Logo Header Antaranews Jogja

DPP Kulon Progo pantau 30 tempat penampungan hewan kurban

Minggu, 17 Mei 2026 21:10 WIB
Image Print
Petugas kesehatan hewan Dinas Pertanian dan Pangan Kabupaten Kulon Progo memantau TPHK di Lendah (ANTARA/Sutarmi)

Kulon Progo (ANTARA) - Dinas Pertanian dan Pangan Kabupaten Kulon Progo, Daerah Istimewa Yogyakarta, mengawasi dan memantau 30 tempat penampungan hewan kurban yang skala kecil dan besar di wilayah ini untuk mengantisipasi penyakit hewan menular dan kesehatan hewan kurban.

Kepala Bidang Kesehatan Hewan Dinas Pertanian dan Pangan Kulon Progo Yurianti di Kulon Progo, Minggu, mengatakan persiapan pengawasan hewan kurban di Kulon Progo telah dilaksanakan pada pertengahan bulan Syawal atau setelah lebaran.

"Kami mulai melakukan penyisiran tempat penampungan hewan kurban. Di tempat penampungan hewan, khususnya pedagang hewan besar yang sering menampung hewan kurban dengan jumlah besar," kata Yuriati.

Ia mengatakan pengawasan difokuskan pada penyakit hewan menular. Petugas melakukan pemantauan dan pemeriksaan mulai dari kesehatan hewan, dokumen atau surat keterangan sehat hewan (SKSH) dan lalu lintas ternak.

"Pemantauan dilaksanakan sampai hari ini. Sampai hari ini, kami belum menerima adanya hewan kurban yang sakit atau masalah lainnya," katanya.

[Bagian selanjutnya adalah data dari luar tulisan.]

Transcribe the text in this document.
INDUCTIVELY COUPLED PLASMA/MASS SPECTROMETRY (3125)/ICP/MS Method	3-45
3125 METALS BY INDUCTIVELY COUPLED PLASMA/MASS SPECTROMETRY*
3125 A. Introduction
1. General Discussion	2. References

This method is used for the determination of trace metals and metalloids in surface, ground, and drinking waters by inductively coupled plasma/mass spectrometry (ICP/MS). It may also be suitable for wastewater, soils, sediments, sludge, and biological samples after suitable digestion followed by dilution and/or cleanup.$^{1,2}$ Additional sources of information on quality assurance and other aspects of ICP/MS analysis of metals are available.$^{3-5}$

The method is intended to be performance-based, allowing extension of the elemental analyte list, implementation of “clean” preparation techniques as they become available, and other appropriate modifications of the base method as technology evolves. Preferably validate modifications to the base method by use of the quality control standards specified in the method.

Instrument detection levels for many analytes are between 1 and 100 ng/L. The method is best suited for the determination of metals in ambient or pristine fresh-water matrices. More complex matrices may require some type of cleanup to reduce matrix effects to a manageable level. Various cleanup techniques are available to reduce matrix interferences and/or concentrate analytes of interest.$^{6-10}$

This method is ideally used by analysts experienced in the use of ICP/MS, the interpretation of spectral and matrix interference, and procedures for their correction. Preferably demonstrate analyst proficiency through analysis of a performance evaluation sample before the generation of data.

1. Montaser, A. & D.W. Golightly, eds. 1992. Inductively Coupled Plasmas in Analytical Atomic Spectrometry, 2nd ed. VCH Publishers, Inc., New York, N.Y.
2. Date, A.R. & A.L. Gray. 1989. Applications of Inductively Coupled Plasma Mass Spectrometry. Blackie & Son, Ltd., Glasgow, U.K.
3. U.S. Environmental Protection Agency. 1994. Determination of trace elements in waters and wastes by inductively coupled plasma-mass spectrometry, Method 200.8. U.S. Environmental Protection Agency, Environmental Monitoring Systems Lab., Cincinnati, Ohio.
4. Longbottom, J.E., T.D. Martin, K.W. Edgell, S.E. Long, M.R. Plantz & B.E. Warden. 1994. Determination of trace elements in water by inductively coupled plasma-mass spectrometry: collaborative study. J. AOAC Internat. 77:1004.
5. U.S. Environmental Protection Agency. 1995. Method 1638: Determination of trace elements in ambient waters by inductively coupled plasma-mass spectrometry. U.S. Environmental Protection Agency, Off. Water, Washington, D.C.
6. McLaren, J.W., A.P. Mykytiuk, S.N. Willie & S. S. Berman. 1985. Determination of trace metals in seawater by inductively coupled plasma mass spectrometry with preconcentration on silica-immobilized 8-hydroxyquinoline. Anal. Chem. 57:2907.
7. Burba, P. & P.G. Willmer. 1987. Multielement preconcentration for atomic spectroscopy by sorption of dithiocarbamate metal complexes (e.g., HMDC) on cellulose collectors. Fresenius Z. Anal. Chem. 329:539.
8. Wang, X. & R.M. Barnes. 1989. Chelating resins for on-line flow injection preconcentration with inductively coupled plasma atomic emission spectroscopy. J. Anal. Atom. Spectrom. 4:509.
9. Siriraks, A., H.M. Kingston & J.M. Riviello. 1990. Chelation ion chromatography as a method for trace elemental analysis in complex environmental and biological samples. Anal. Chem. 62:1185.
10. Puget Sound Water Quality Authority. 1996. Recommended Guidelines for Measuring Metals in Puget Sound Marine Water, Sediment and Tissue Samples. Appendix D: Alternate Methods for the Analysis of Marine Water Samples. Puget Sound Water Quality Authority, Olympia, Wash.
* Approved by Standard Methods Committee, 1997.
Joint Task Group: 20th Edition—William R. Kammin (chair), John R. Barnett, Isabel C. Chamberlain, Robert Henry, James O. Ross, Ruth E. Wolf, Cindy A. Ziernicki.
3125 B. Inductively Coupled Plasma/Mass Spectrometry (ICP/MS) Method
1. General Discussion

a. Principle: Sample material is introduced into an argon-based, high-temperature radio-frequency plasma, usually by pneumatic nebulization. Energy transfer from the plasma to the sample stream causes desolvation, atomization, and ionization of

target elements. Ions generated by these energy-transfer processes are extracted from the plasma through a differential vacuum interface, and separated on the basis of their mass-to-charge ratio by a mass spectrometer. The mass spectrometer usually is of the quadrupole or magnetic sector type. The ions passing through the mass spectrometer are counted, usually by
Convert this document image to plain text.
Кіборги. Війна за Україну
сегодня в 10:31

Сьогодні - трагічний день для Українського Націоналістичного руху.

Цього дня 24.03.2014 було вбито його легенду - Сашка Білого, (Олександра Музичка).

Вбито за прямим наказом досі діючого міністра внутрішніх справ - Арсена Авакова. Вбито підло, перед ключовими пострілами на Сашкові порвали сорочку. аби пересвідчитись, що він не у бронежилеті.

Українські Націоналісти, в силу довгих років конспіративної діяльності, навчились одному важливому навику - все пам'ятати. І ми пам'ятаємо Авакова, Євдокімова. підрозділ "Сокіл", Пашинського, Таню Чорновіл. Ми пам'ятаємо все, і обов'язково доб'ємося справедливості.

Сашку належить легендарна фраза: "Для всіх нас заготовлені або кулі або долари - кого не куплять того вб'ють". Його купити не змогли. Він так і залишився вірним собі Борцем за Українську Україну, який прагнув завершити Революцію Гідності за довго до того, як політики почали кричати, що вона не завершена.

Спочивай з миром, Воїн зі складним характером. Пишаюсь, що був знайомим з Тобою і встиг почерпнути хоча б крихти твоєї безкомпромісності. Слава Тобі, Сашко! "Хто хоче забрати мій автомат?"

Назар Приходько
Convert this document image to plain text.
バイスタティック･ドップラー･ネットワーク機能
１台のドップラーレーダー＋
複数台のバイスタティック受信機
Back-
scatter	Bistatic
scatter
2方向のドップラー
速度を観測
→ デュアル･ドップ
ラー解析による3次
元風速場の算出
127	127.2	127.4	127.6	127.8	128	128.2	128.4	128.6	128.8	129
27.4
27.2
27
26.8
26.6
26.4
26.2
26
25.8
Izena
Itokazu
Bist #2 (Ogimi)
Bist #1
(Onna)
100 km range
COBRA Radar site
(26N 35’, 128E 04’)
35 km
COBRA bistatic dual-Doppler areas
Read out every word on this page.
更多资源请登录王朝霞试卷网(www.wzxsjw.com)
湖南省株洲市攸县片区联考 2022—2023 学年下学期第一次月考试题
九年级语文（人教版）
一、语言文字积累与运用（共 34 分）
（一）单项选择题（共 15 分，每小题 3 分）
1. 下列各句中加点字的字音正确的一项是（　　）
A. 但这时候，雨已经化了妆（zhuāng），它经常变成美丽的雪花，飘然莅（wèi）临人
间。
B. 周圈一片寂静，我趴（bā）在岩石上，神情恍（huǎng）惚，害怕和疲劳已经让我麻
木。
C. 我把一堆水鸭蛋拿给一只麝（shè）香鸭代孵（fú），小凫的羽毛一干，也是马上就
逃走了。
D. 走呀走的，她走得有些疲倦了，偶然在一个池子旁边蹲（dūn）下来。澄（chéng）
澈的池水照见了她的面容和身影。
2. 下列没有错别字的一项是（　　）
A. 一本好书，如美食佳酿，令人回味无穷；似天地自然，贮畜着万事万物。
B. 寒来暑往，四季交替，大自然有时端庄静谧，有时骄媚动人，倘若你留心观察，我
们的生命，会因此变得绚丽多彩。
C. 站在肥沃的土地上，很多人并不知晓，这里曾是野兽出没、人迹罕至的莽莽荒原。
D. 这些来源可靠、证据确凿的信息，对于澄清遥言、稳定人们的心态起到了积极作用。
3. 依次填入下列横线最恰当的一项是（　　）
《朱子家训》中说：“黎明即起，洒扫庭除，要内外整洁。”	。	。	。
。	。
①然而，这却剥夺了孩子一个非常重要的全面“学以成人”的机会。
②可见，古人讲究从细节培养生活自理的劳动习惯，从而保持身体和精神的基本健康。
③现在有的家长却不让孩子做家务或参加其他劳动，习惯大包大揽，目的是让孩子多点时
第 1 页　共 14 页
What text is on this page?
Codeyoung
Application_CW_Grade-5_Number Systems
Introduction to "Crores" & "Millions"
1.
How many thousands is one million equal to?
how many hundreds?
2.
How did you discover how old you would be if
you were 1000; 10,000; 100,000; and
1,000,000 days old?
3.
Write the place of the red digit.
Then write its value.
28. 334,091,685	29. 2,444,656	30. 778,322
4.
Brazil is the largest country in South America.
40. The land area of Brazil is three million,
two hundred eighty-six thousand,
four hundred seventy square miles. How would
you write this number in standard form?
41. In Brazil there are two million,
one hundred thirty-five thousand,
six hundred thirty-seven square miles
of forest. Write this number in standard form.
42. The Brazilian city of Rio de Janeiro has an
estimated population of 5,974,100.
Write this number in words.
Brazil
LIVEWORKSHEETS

Lebih lanjut, Yuriati mengatakan total tempat penampungan hewan di Kulon Progo ada 30 titik. Dari total tersebut hanya 10 titik yang menampung hewan kurban dengan jumlah besar, seperti di Lendah yang bisa menampung lebih dari 500 ekor sapi, dan satu penampungan kambing dan domba di Samigaluh yang menampung 600 ekor.

"Kami mengerahkan dokter hewan dari DPP, khususnya dokter bidang kesehatan hewan dan paramedisnya, dan juga dokter hewan dan paramedis yang ada di puskeswan di 12 kapanewon," katanya.

Kepala Dinas Pertanian dan Pangan Kulon Progo Trenggono mengatakan hewan kurban dari luar daerah wajib menyertakan SKSH untuk mengantisipasi adanya penyakit menular seperti PMK.

"Petugas melaksanakan pengawasan lalu lintas hewan ternak di pasar hewan dan tempat penampungan hewan. Selain mengawasi kesehatan hewan, juga kelengkapan surat lainnya," katanya.